Doctor: I’ve increased the dosage of your medication
Me: Why am I not surprised
Doctor: That’s one of the side effects of the medication
Me, first day as a prosecutor: *whispering* ᵍᵘⁱˡᵗʸ ᵖᵉᵒᵖˡᵉ ˢᵃʸ ʷʰᵃᵗ
Defendant: What?
Me: I rest my case, your Honor.
If anyone breaks in, I take comfort in knowing they’ll never get past the 20 pairs of shoes in the hallway.
Wife: when did we get a new dishwasher
Me: u said change the dishwasher & stack the baby
Wife: how do u stack a baby
Me: u get other babies
It was the Bleh of Times,
It was the Meh of Times…
Haiku is a cross
between poetry and math.
Satan’s handiwork.
Origami was invented by a young Japanese child trying to hide his report card.
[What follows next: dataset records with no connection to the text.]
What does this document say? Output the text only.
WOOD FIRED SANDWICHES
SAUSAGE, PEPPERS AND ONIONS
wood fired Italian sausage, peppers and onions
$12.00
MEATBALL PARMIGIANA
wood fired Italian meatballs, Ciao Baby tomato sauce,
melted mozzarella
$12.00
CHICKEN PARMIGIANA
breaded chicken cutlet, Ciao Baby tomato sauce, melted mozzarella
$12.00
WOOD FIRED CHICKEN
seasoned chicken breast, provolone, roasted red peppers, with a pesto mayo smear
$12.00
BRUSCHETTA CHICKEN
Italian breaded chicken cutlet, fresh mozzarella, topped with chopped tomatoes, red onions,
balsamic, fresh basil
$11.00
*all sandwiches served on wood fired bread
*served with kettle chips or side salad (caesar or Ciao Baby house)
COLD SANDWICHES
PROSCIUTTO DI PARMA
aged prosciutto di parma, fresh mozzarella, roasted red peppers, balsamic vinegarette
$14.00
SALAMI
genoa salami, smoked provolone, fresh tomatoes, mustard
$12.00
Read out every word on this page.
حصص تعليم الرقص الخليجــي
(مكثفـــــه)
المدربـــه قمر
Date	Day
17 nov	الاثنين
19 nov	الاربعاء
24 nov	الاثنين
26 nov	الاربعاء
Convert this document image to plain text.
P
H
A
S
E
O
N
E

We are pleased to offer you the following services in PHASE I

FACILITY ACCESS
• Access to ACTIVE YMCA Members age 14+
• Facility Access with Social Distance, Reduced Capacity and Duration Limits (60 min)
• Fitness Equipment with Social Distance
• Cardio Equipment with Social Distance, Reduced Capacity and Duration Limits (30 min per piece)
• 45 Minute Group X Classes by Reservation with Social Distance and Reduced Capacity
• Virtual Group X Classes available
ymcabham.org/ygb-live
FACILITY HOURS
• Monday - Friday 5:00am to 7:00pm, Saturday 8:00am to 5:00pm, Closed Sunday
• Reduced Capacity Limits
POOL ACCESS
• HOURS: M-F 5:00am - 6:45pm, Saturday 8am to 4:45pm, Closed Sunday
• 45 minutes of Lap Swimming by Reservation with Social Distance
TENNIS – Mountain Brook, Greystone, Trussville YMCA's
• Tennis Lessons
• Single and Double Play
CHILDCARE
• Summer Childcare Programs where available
Gonna shake things up and start signing emails off with, “In loving memory of, Me”
Never thought I’d need to say ‘don’t lick the paint’ to a 14 year old, yet here we are.
If a 99lb girl eats a 1lb plate of nachos is she technically 1% nachos? I think I’m on to something…
Yes, Kiddo drank her carrot juice, if by “drank,” we mean surreptitiously pouring it into my Boston fern.
What’s the age limit for saying, “Look how big you got!” because I said it to my mother-in-law and she hasn’t looked at me since
Look, I’m sorry about your leg but this note from my doctor clearly states that this is an emotional support wolverine.